Chicken pox, which is caused by the varicella zoster virus, only affects humans, and not dogs. Many pet owners assume that the rashes found on the skin of their dogs are the same as the rashes found on the skin of a human with chicken pox. They are also worried that their dogs may get the virus from family members with chicken pox. Although chicken pox has been observed to manifest in other primates, such as apes and chimpanzees, there has been no report of dogs acquiring the varicella zoster virus.

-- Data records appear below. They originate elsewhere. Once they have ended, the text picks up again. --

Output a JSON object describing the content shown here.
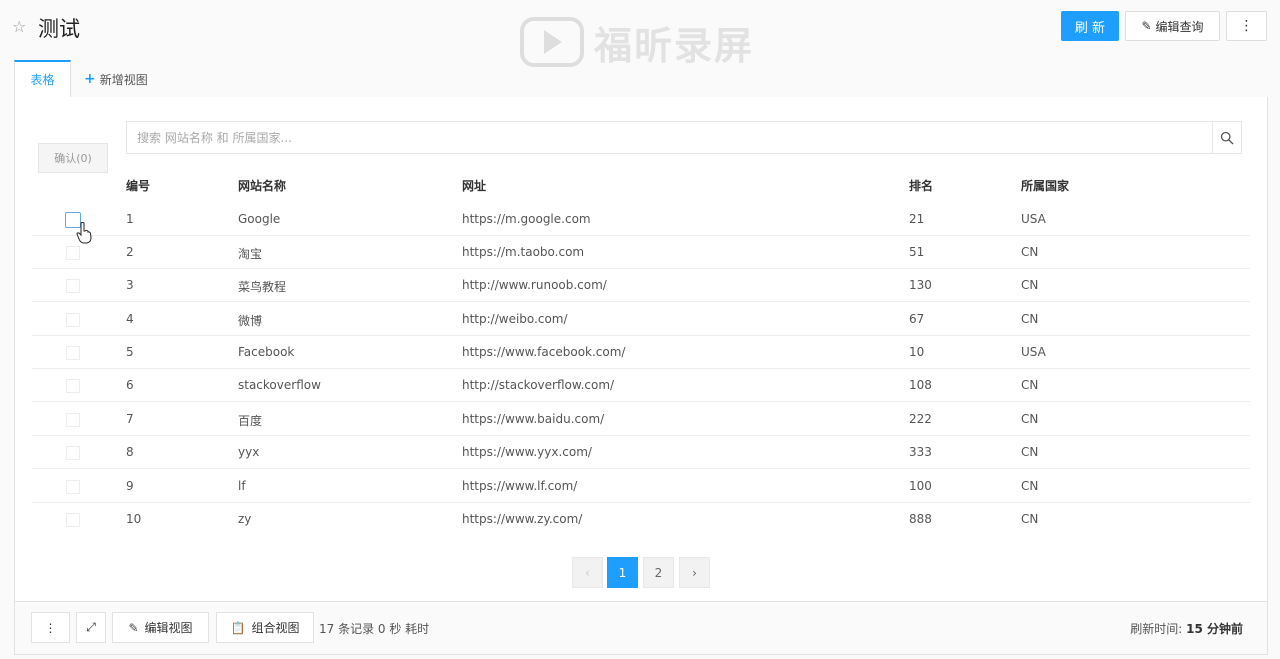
{
  "header": {
    "title": "测试",
    "refresh_label": "刷 新",
    "edit_query_label": "编辑查询",
    "more_label": "⋮"
  },
  "watermark": {
    "text": "福昕录屏"
  },
  "tabs": [
    {
      "label": "表格",
      "active": true
    },
    {
      "label": "新增视图",
      "active": false
    }
  ],
  "toolbar": {
    "confirm_label": "确认(0)",
    "search_placeholder": "搜索 网站名称 和 所属国家..."
  },
  "table": {
    "columns": [
      "编号",
      "网站名称",
      "网址",
      "排名",
      "所属国家"
    ],
    "rows": [
      [
        "1",
        "Google",
        "https://m.google.com",
        "21",
        "USA"
      ],
      [
        "2",
        "淘宝",
        "https://m.taobo.com",
        "51",
        "CN"
      ],
      [
        "3",
        "菜鸟教程",
        "http://www.runoob.com/",
        "130",
        "CN"
      ],
      [
        "4",
        "微博",
        "http://weibo.com/",
        "67",
        "CN"
      ],
      [
        "5",
        "Facebook",
        "https://www.facebook.com/",
        "10",
        "USA"
      ],
      [
        "6",
        "stackoverflow",
        "http://stackoverflow.com/",
        "108",
        "CN"
      ],
      [
        "7",
        "百度",
        "https://www.baidu.com/",
        "222",
        "CN"
      ],
      [
        "8",
        "yyx",
        "https://www.yyx.com/",
        "333",
        "CN"
      ],
      [
        "9",
        "lf",
        "https://www.lf.com/",
        "100",
        "CN"
      ],
      [
        "10",
        "zy",
        "https://www.zy.com/",
        "888",
        "CN"
      ]
    ]
  },
  "pagination": {
    "prev": "‹",
    "pages": [
      "1",
      "2"
    ],
    "current": "1",
    "next": "›"
  },
  "footer": {
    "more_label": "⋮",
    "expand_label": "⤢",
    "edit_view_label": "编辑视图",
    "combine_view_label": "组合视图",
    "records_text": "17 条记录 0 秒 耗时",
    "refresh_prefix": "刷新时间:",
    "refresh_value": "15 分钟前"
  },
  "colors": {
    "primary": "#1e9fff"
  }
}
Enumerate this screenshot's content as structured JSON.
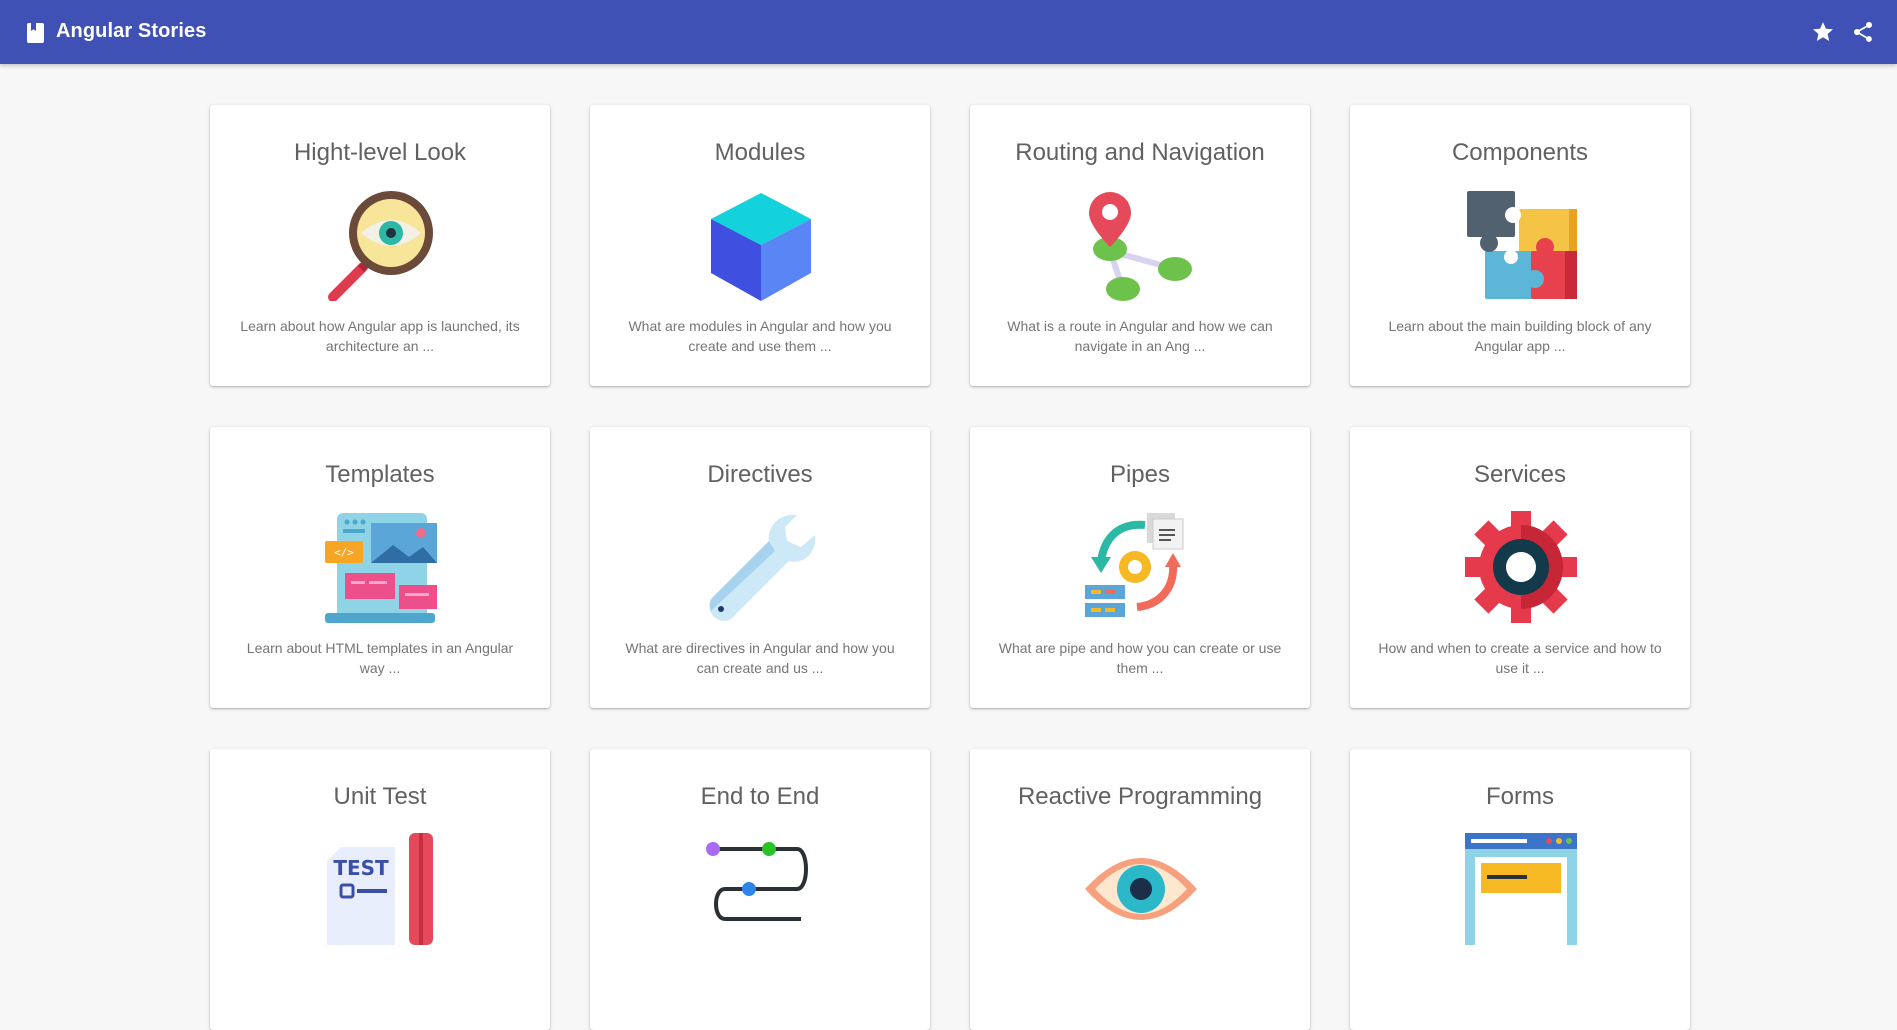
{
  "header": {
    "title": "Angular Stories",
    "actions": [
      {
        "icon": "star-icon",
        "label": "star"
      },
      {
        "icon": "share-icon",
        "label": "share"
      }
    ]
  },
  "cards": [
    {
      "title": "Hight-level Look",
      "description": "Learn about how Angular app is launched, its architecture an ...",
      "icon": "magnifier-eye-icon"
    },
    {
      "title": "Modules",
      "description": "What are modules in Angular and how you create and use them ...",
      "icon": "cube-icon"
    },
    {
      "title": "Routing and Navigation",
      "description": "What is a route in Angular and how we can navigate in an Ang ...",
      "icon": "route-pin-icon"
    },
    {
      "title": "Components",
      "description": "Learn about the main building block of any Angular app ...",
      "icon": "puzzle-icon"
    },
    {
      "title": "Templates",
      "description": "Learn about HTML templates in an Angular way ...",
      "icon": "template-layout-icon"
    },
    {
      "title": "Directives",
      "description": "What are directives in Angular and how you can create and us ...",
      "icon": "wrench-icon"
    },
    {
      "title": "Pipes",
      "description": "What are pipe and how you can create or use them ...",
      "icon": "pipe-process-icon"
    },
    {
      "title": "Services",
      "description": "How and when to create a service and how to use it ...",
      "icon": "gear-icon"
    },
    {
      "title": "Unit Test",
      "description": "",
      "icon": "test-sheet-icon"
    },
    {
      "title": "End to End",
      "description": "",
      "icon": "flow-path-icon"
    },
    {
      "title": "Reactive Programming",
      "description": "",
      "icon": "eye-icon"
    },
    {
      "title": "Forms",
      "description": "",
      "icon": "form-window-icon"
    }
  ],
  "colors": {
    "toolbar": "#3f51b5",
    "background": "#f7f7f7",
    "card": "#ffffff",
    "title_text": "#616161",
    "desc_text": "#757575"
  }
}
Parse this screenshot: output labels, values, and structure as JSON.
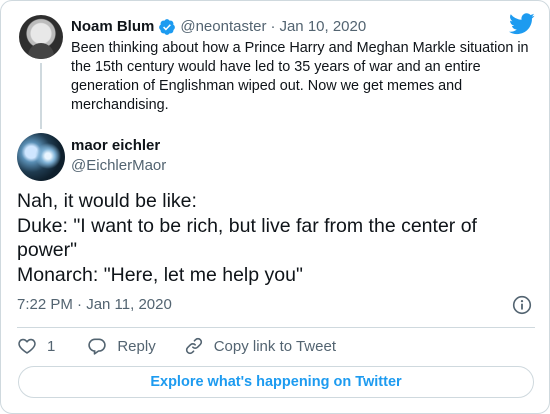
{
  "parent_tweet": {
    "name": "Noam Blum",
    "handle": "@neontaster",
    "separator": "·",
    "date": "Jan 10, 2020",
    "text": "Been thinking about how a Prince Harry and Meghan Markle situation in the 15th century would have led to 35 years of war and an entire generation of Englishman wiped out. Now we get memes and merchandising."
  },
  "tweet": {
    "name": "maor eichler",
    "handle": "@EichlerMaor",
    "lines": [
      "Nah, it would be like:",
      "Duke: \"I want to be rich, but live far from the center of power\"",
      "Monarch: \"Here, let me help you\""
    ],
    "timestamp": "7:22 PM · Jan 11, 2020"
  },
  "actions": {
    "like_count": "1",
    "reply_label": "Reply",
    "copy_link_label": "Copy link to Tweet"
  },
  "explore_label": "Explore what's happening on Twitter",
  "colors": {
    "accent": "#1d9bf0",
    "secondary_text": "#536471",
    "border": "#cfd9de"
  },
  "icons": [
    "verified-badge-icon",
    "twitter-bird-icon",
    "info-icon",
    "heart-icon",
    "reply-bubble-icon",
    "link-icon"
  ]
}
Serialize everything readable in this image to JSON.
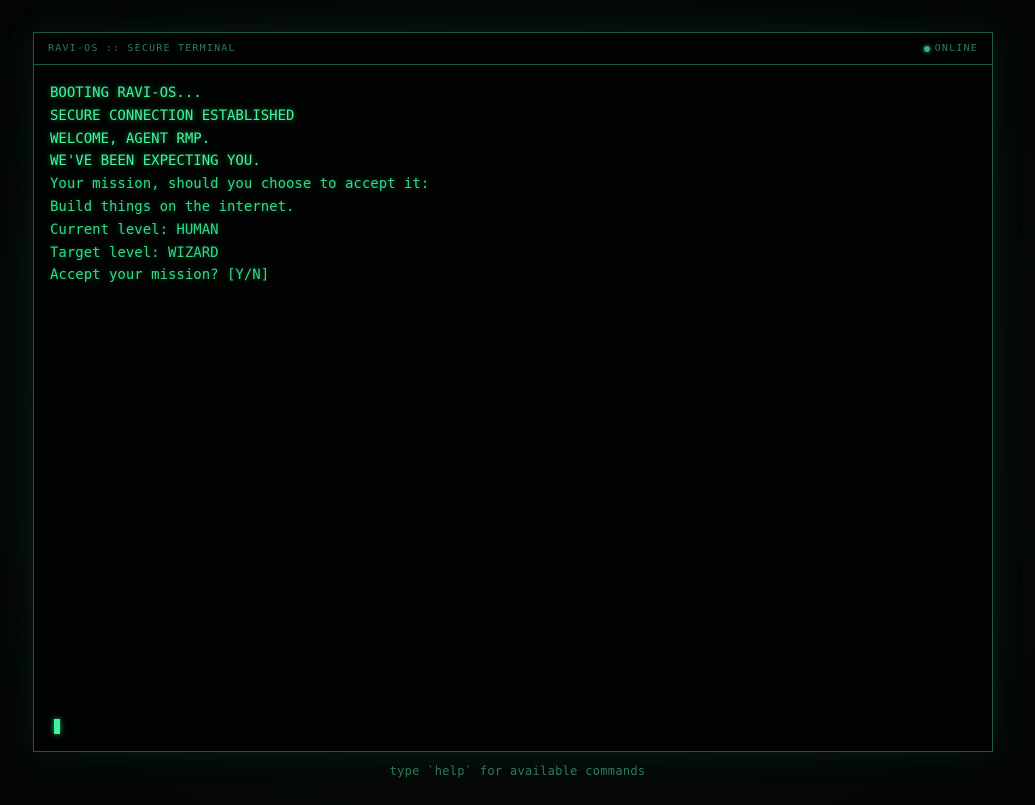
{
  "window": {
    "title": "RAVI-OS :: SECURE TERMINAL",
    "status_label": "ONLINE",
    "status_icon": "status-dot-icon"
  },
  "output": {
    "lines": [
      "BOOTING RAVI-OS...",
      "SECURE CONNECTION ESTABLISHED",
      "WELCOME, AGENT RMP.",
      "WE'VE BEEN EXPECTING YOU.",
      "Your mission, should you choose to accept it:",
      "Build things on the internet.",
      "Current level: HUMAN",
      "Target level: WIZARD",
      "Accept your mission? [Y/N]"
    ]
  },
  "footer": {
    "hint": "type `help` for available commands"
  },
  "colors": {
    "accent": "#3ef59a",
    "text": "#2fd886",
    "dim": "#2e7a55",
    "border": "#1e5a3c",
    "background": "#020403"
  }
}
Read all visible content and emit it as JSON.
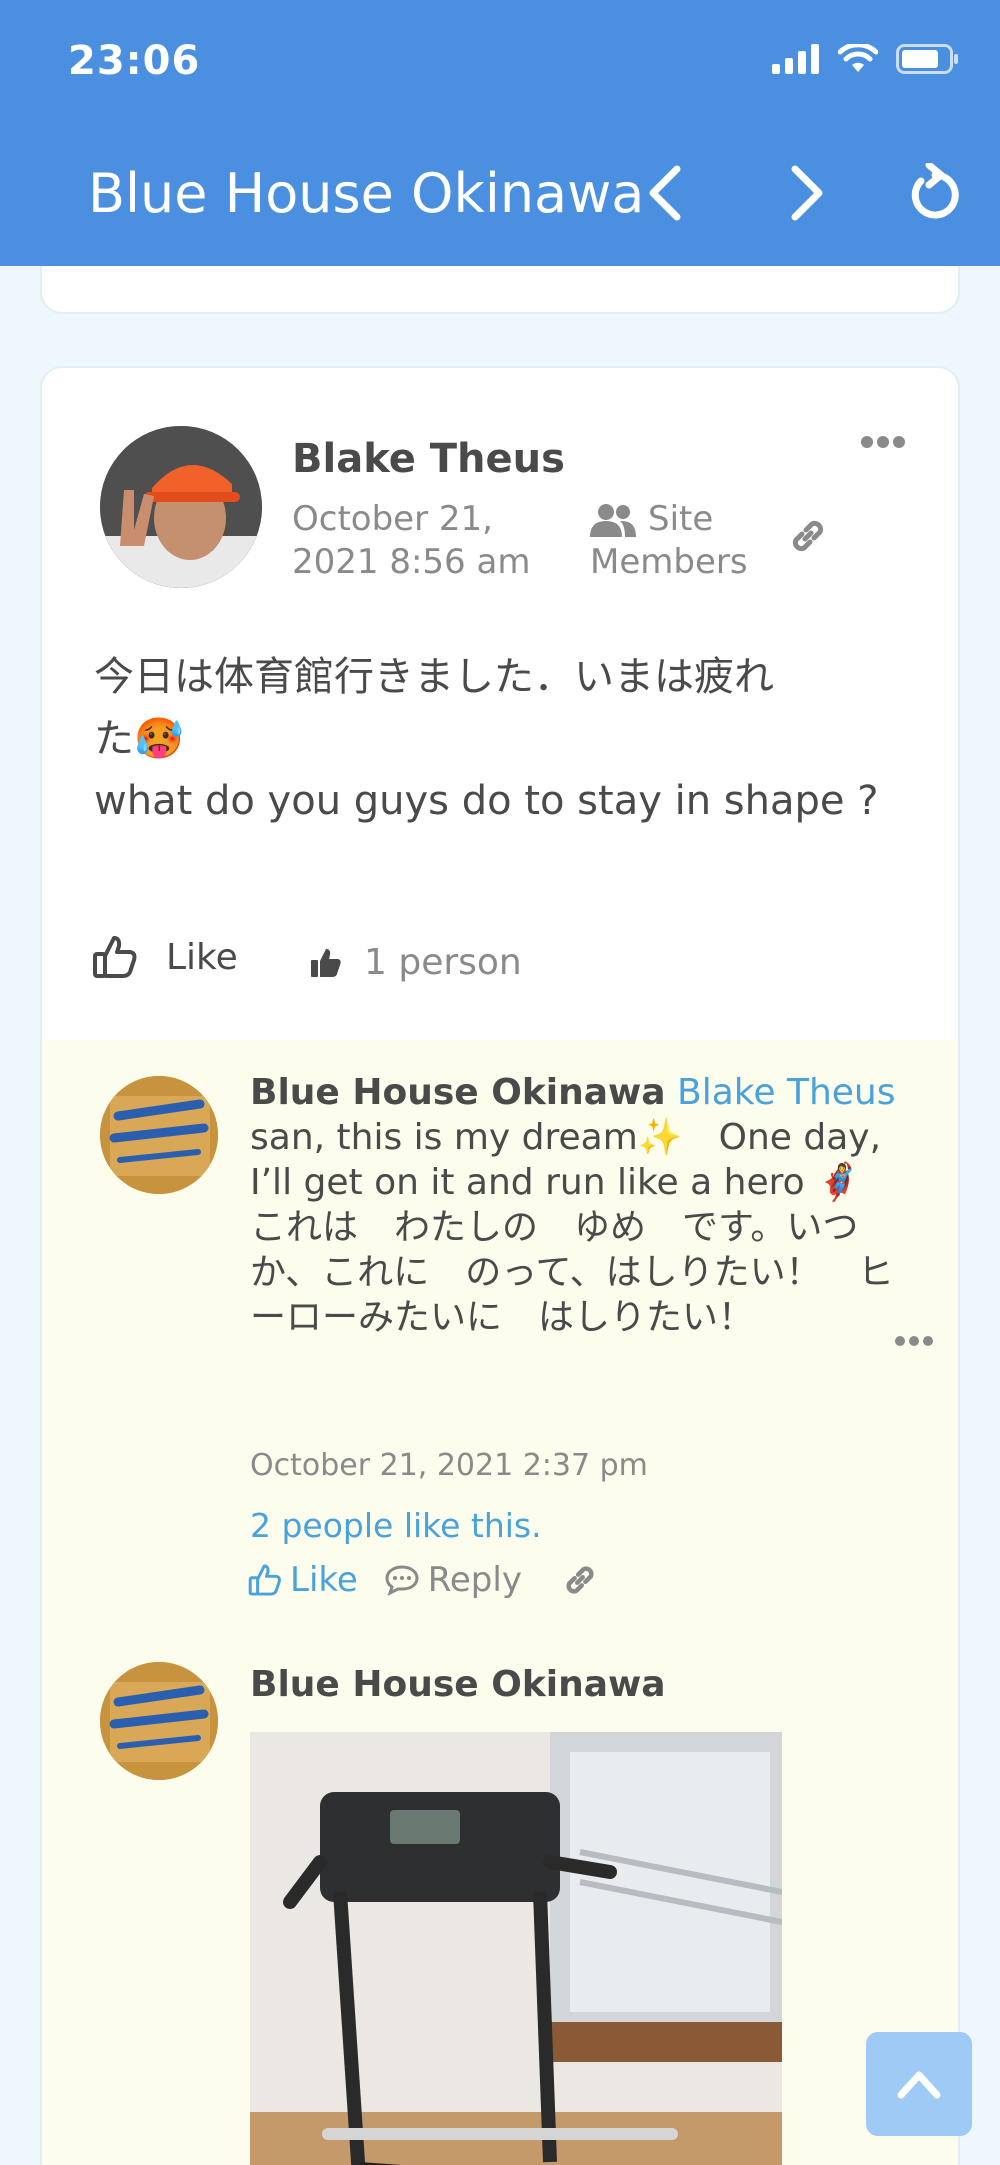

Dogs may exhibit skin rashes, but this is not a symptom of varicella zoster virus infection. The varicella zoster virus is a highly species-specific virus and therefore cannot infect animals, other than primates. Viruses require certain types of cells for them to develop and reproduce, and the varicella zoster virus requires certain specific-protein receptors found only primates, and not on canines. Because dogs do not have the certain protein the chickenpox virus needs to complete its life cycle, then the dog cannot be infected by the virus.
Treatments and Remedies for Chickenpox-like Symptoms
- Skin rashes found in the hairless abdominal area can be caused by bacterial infection, and not by chickenpox virus. When unexplained rashes appear on the dog’s skin, it is best to consult and ask help from a veterinarian. The veterinarian would know what medications or ointments should be given to reduce the itchy rashes.
- Aside from going to the veterinarian, it is important to keep the dog and its surroundings clean. Bacteria, fungi and parasites would love to stay in the dog’s body if the dog is dirty. The dog must be given regular baths, and its surroundings must be disinfected, too. Giving dogs baths can also help them ease out the itchy sensation brought by the chickenpox-like rashes.
- Presence of rashes can also indicate allergic reactions. The target areas are usually the armpits, stomach and necks or areas with less hair. When rashes are caused by allergens, then avoid giving the dog beef and chicken. Stick to dog foods without these two ingredients; and apply topical creams as prescribed by the doctor to help reduce the rashes and lessen the itchy feeling. Aside from food allergens, the dog may be allergic to some fleas, mites and other insects. So with this, giving the dog regular baths can help alleviate the itchiness and gets rid of those blood-sucking insects.